Degumming was performed according to Kapoor et al. [37] with certain modification. Decorticated ramie fibers were boiled in water for 15 min, and then dried before treatments. Degumming of ramie bast fibers was carried out in 250-ml Erlenmeyer flasks containing 2 g of dried raw fibers. In chemical treatment, fibers were incubated in 100 mL of 2% NaOH solution at 90°C. To balance the activity and stability of PelN, the enzyme-involved treatments were carried out at 50°C. In enzyme treatment, fibers were incubated in 100 mL of PL buffer (with 0.5 mM CaCl2) containing different doses of PelN. Controls were treated under the same condition without the addition of PelN. In the combined biochemical treatment, fibers were treated with 2% NaOH solution at 90°C for 0.5 h, washed with water twice and subsequently incubated with the optimised PelN dose (500 U mL−1) at 50°C. In enzyme-involved treatments, the increase of absorbance at 235 nm, indicating the releasing unsaturated oligogalacturonic acid from fibers, was measured to monitor the pectolytic processing.

Scanning electron microscopy (SEM) was performed to observe the variation of surface structures of differently treated fibers. The samples were prepared as described earlier [37], and then were observed under SEM (Hitachi SU8010, Japan).
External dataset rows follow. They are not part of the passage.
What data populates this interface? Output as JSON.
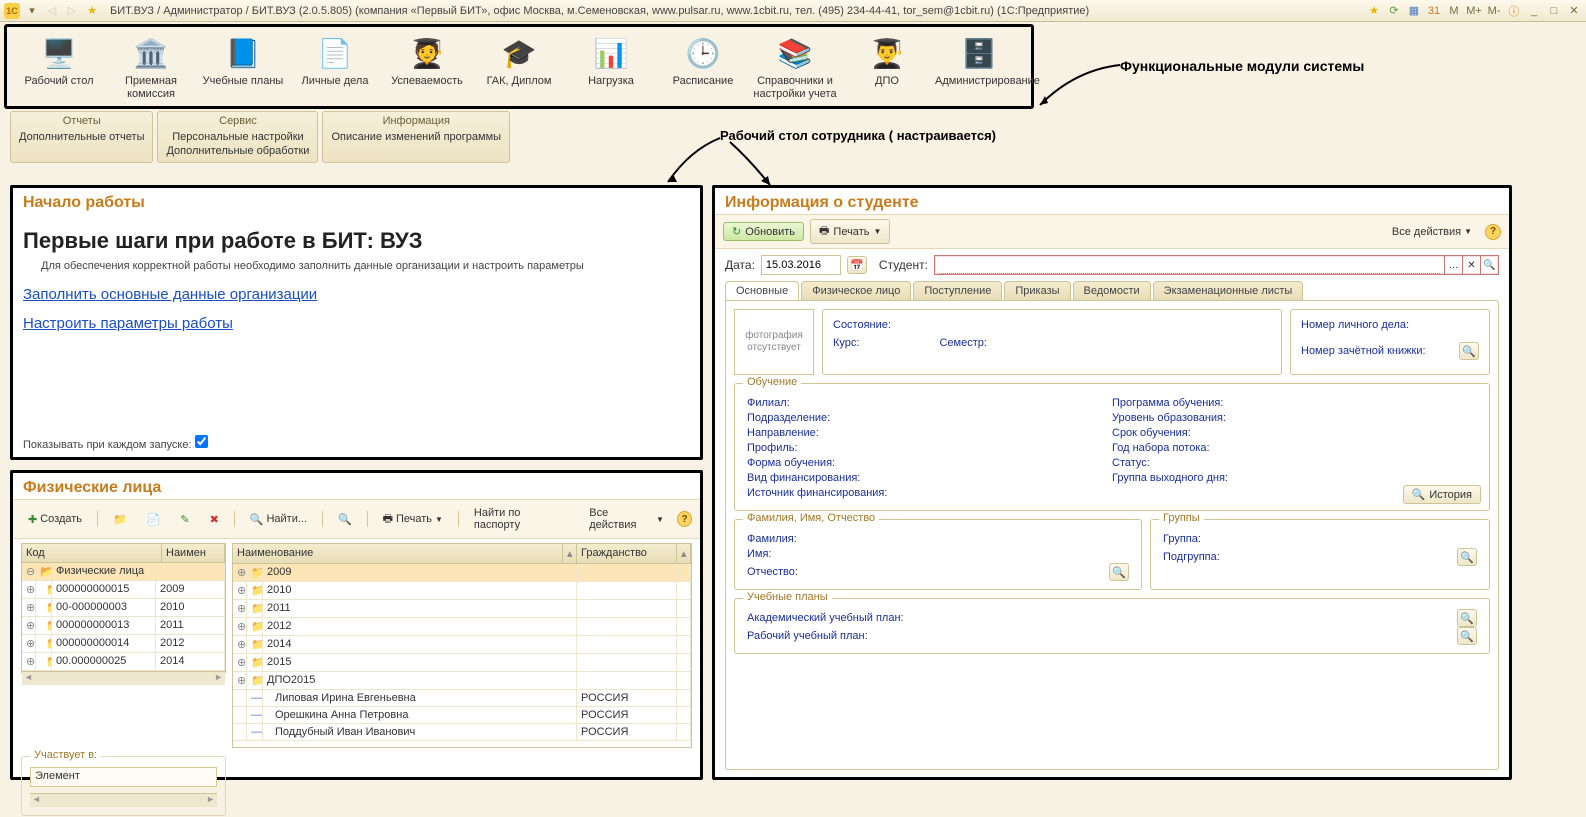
{
  "title": "БИТ.ВУЗ / Администратор / БИТ.ВУЗ (2.0.5.805) (компания «Первый БИТ», офис Москва, м.Семеновская, www.pulsar.ru, www.1cbit.ru, тел. (495) 234-44-41, tor_sem@1cbit.ru)  (1С:Предприятие)",
  "annotation_modules": "Функциональные модули системы",
  "annotation_desktop": "Рабочий стол сотрудника ( настраивается)",
  "modules": [
    {
      "label": "Рабочий стол",
      "icon": "🖥️"
    },
    {
      "label": "Приемная комиссия",
      "icon": "🏛️"
    },
    {
      "label": "Учебные планы",
      "icon": "📘"
    },
    {
      "label": "Личные дела",
      "icon": "📄"
    },
    {
      "label": "Успеваемость",
      "icon": "🧑‍🎓"
    },
    {
      "label": "ГАК, Диплом",
      "icon": "🎓"
    },
    {
      "label": "Нагрузка",
      "icon": "📊"
    },
    {
      "label": "Расписание",
      "icon": "🕒"
    },
    {
      "label": "Справочники и настройки учета",
      "icon": "📚"
    },
    {
      "label": "ДПО",
      "icon": "👨‍🎓"
    },
    {
      "label": "Администрирование",
      "icon": "🗄️"
    }
  ],
  "svc": {
    "reports": {
      "head": "Отчеты",
      "items": [
        "Дополнительные отчеты"
      ]
    },
    "service": {
      "head": "Сервис",
      "items": [
        "Персональные настройки",
        "Дополнительные обработки"
      ]
    },
    "info": {
      "head": "Информация",
      "items": [
        "Описание изменений программы"
      ]
    }
  },
  "start": {
    "title": "Начало работы",
    "h": "Первые шаги при работе в БИТ: ВУЗ",
    "desc": "Для обеспечения корректной работы необходимо заполнить данные организации и настроить параметры",
    "link1": "Заполнить основные данные организации",
    "link2": "Настроить параметры работы",
    "show": "Показывать при каждом запуске:"
  },
  "persons": {
    "title": "Физические лица",
    "toolbar": {
      "create": "Создать",
      "find": "Найти...",
      "print": "Печать",
      "passport": "Найти по паспорту",
      "all": "Все действия"
    },
    "headers": {
      "code": "Код",
      "name": "Наимен",
      "name2": "Наименование",
      "citizen": "Гражданство"
    },
    "tree1_root": "Физические лица",
    "tree1": [
      {
        "code": "000000000015",
        "name": "2009"
      },
      {
        "code": "00-000000003",
        "name": "2010"
      },
      {
        "code": "000000000013",
        "name": "2011"
      },
      {
        "code": "000000000014",
        "name": "2012"
      },
      {
        "code": "00.000000025",
        "name": "2014"
      }
    ],
    "tree2": [
      {
        "label": "2009",
        "sel": true
      },
      {
        "label": "2010"
      },
      {
        "label": "2011"
      },
      {
        "label": "2012"
      },
      {
        "label": "2014"
      },
      {
        "label": "2015"
      },
      {
        "label": "ДПО2015"
      }
    ],
    "people": [
      {
        "name": "Липовая Ирина Евгеньевна",
        "c": "РОССИЯ"
      },
      {
        "name": "Орешкина Анна Петровна",
        "c": "РОССИЯ"
      },
      {
        "name": "Поддубный Иван Иванович",
        "c": "РОССИЯ"
      }
    ],
    "part": "Участвует в:",
    "elem": "Элемент"
  },
  "stud": {
    "title": "Информация о студенте",
    "refresh": "Обновить",
    "print": "Печать",
    "all": "Все действия",
    "date_label": "Дата:",
    "date": "15.03.2016",
    "student_label": "Студент:",
    "tabs": [
      "Основные",
      "Физическое лицо",
      "Поступление",
      "Приказы",
      "Ведомости",
      "Экзаменационные листы"
    ],
    "photo": "фотография отсутствует",
    "state": "Состояние:",
    "course": "Курс:",
    "sem": "Семестр:",
    "ld": "Номер личного дела:",
    "zk": "Номер зачётной книжки:",
    "edu": {
      "legend": "Обучение",
      "l": [
        "Филиал:",
        "Подразделение:",
        "Направление:",
        "Профиль:",
        "Форма обучения:",
        "Вид финансирования:",
        "Источник финансирования:"
      ],
      "r": [
        "Программа обучения:",
        "Уровень образования:",
        "Срок обучения:",
        "Год набора потока:",
        "Статус:",
        "Группа выходного дня:"
      ],
      "hist": "История"
    },
    "fio": {
      "legend": "Фамилия, Имя, Отчество",
      "f": "Фамилия:",
      "i": "Имя:",
      "o": "Отчество:"
    },
    "grp": {
      "legend": "Группы",
      "g": "Группа:",
      "p": "Подгруппа:"
    },
    "plans": {
      "legend": "Учебные планы",
      "a": "Академический учебный план:",
      "r": "Рабочий учебный план:"
    }
  }
}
Nucleotide sequence accession number

The DNA sequence of the pelN gene from Paenibacillus sp. 0602 has been deposited in the GenBank database under the accession number.

Competing interests

The authors declare financial competing interests. The contents of this manuscript have been partially patented by Tianjin Institute of Industrial Biotechnology, Chinese Academy of Sciences (Application Number 201310155628.4).

Authors’ contributions

XL carried out the cloning, the purification of PelN, DSC experiment, degumming processing and SEM as well as drafted the manuscript. HW investigated the heterologous expression and the biochemical characterization of PelN protein. CZ offered valuable experimental protocols of the degumming processing. JL, YM and JS critically revised and corrected the manuscript. All authors have read and approved the final manuscript.

Acknowledgements

This work was supported by grants from the Hundred Talents Program of the Chinese Academy of Sciences (CAS), Knowledge Innovation Program of CAS (KSCX2-EW-G-8), Tianjin Municipal Science & Technology Commission (10ZCKFSY05600), and National Health and Medical Research Council of Australia (NHMRC) (490989). JL is an NHMRC Senior Research Fellow. JS is an NHMRC Peter Doherty Fellow and a Recipient of the Hundred Talents Program of CAS.